William Dobson & Niamh Fleming-Farrell, Aaliya's Books owners, September 2016
We founded Aaliya's Books in 2016 after we found ourselves, happily intoxicated, discussing Lebanese writer Rabih Alameddine's novel An Unnecessary Woman on a balcony at a Burns Night party. In the novel, the main character is 72-year-old Aaliya, who, when the narrative begins, has just accidentally dyed her hair blue (possibly as a result of diminished concentration due to the two glasses of wine she's downed). Aaliya, we learn as the novel progresses, has spent most of her life running a bookshop in Beirut while quietly translating great works of literature into Arabic, and much less quietly being driven demented by her gossipy neighbours and her 90-something-year-old mother. Aaliya is tough, sharp witted and deeply, deliciously, and occasionally quite pompously, literary. Midway through talking about her that night one of us said to the other, "Wouldn't it be fun to have a bookshop in Beirut." Over lunch a few days later we pledged to not only talk about it, but to actually do it. And when we opened Aaliya's Books eight months later, only one name felt right to put above the door.
Aaliya's Books has since evolved from a little bookshop with a biweekly bookclub into a café, bar, community hub and event space. We sell new and used books, and host an array of literary events. Each week we also also host The Beirut Banyan podcast and a swing dance night. There's a live jazz band every Friday night, a monthly wine fair, and myriad other musical and cultural performances.
When it comes to food and drinks, we're driven by a passion for working with local ingredients, artisans and suppliers. Our coffee is made from organic, fair trade beans that are roasted in Beirut and blended especially for us. We stock exclusively Lebanese wines. Our bar and kitchen teams produce food and cocktail menus celebrating the best of Lebanon's flavours and the country's bountiful seasonal produce.
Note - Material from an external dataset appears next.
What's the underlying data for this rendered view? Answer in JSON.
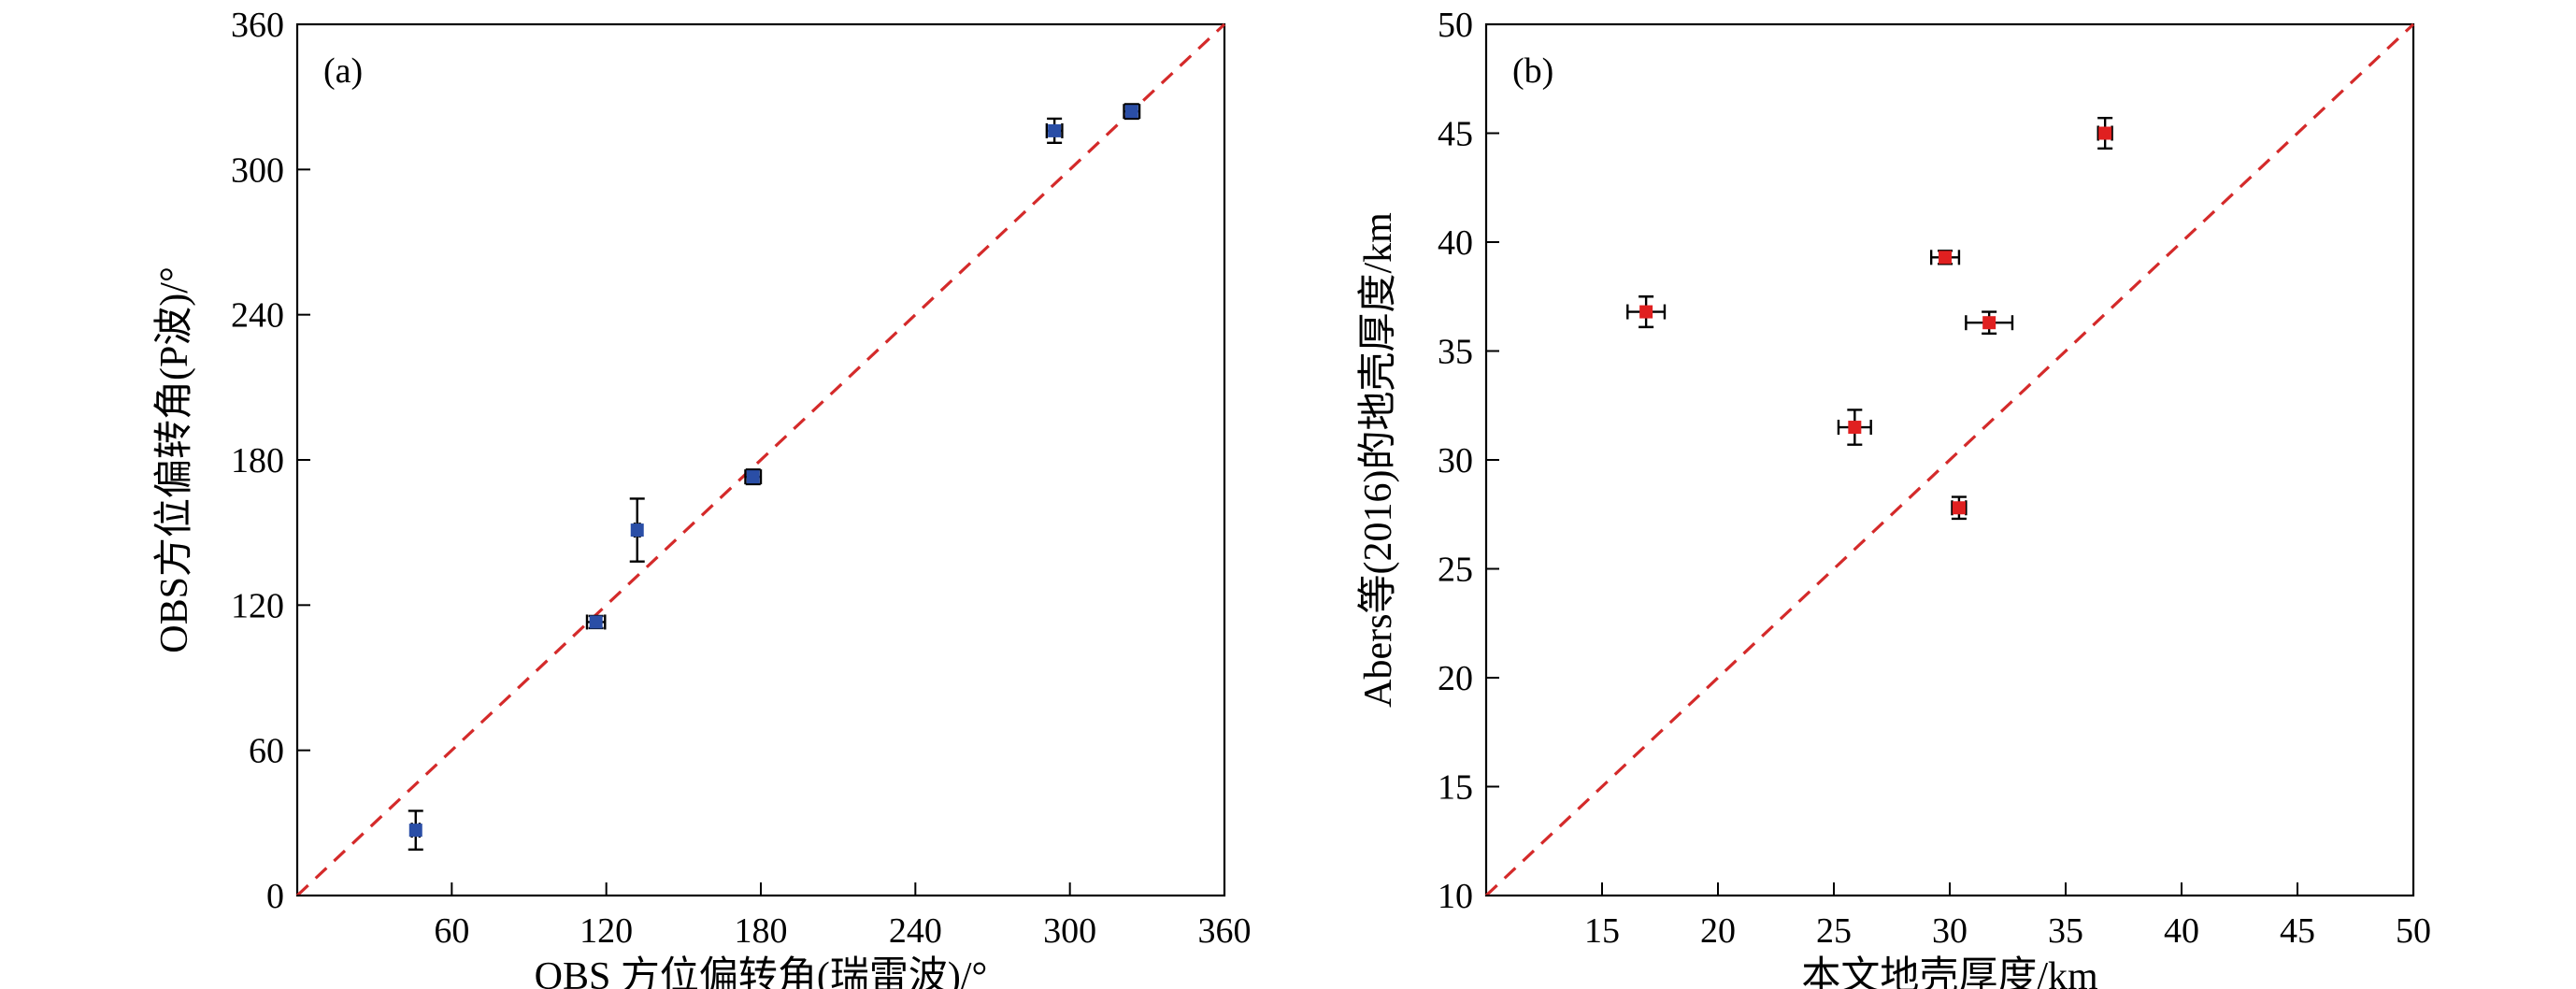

And, because much of the Aaliya's Books business planning was fuelled by dry martinis, we've made the martini cocktail a house specialty — one we offer for half price from 6-7:30PM daily.
Of course, like so many of our neighbours on Gouraud Street and in the surrounding areas, we've endured the hardships of Lebanon's recent past — from currency collapse, to pandemic lockdown, to the devastation of the Aug. 4, 2020, port explosion, to fuel and electricity shortages …. The last even forced our closure for a time in 2021. But through it all we've ducked and dived and rethought and reassessed and reconfigured. Alongside our team, we strive within the walls of Aaliya's Books to reflect a world we'd like to live in — one that's welcoming, inclusive, kind, creative and inquisitive.